Manaaki shown to Kumamoto earthquake families

By Talisa Kupenga
  • North Island: East Coast

Food and emergency accommodation in Japan is scarce following three major earthquakes and countless tremors since Thursday. But help knows no boundaries for a Tolaga Bay woman, who drove nearly 15 hours with her partner to lend a hand to those in need in Kumamoto.

Volunteer Sarah McCann says those affected have had to find alternative accommodation, “This is the big complex that these people aren't allowed back in. So all of these cars, people are actually living in.”

A helping hand for families in quake-stricken Kumamoto evacuated from their homes and without accommodation.

"There's still quite a lot of unrest, people are still really unsettled. The evacuation centres can't take everybody at the moment so they've got the elderly people and kids," says McCann.

Sarah and Enson provided supplies to more than 500 people during their day-trip. The couple lives near Tokyo, some 1200kms away.

"I know there is some frustration, especially from those people in the parking lots because the government isn't doing enough to help right now. A lot of them are kind of in desperation mode, they don't have access to things like water or simple food.”
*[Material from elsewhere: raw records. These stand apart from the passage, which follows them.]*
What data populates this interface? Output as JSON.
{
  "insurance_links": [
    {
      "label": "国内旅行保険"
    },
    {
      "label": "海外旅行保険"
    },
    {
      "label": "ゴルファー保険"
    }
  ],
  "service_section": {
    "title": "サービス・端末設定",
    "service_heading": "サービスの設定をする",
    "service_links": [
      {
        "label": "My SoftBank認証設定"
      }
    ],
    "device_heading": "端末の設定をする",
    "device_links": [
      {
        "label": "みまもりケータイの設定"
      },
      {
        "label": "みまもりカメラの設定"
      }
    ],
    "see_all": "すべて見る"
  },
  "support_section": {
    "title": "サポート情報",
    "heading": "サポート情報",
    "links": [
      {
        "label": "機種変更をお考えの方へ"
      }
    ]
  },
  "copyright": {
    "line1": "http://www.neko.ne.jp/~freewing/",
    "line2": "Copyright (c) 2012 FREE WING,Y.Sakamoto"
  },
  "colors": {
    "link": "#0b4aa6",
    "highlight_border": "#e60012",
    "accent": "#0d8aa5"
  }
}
Food shelves in shops were bare within a 100kms radius of Kumamoto, with uncertainty if they would be restocked again soon.

"We're at the 7-11 at the moment and a lot of them have signs like this. So you're only allowed to take two drinks per person. So we're in line here, we've got a water and they also have a system here where they're only letting in a certain amount of people," says McCann.

The pair is en-route home now, a little exhausted but happy to have helped.  The couple plans to return to Kumamoto sometime in June.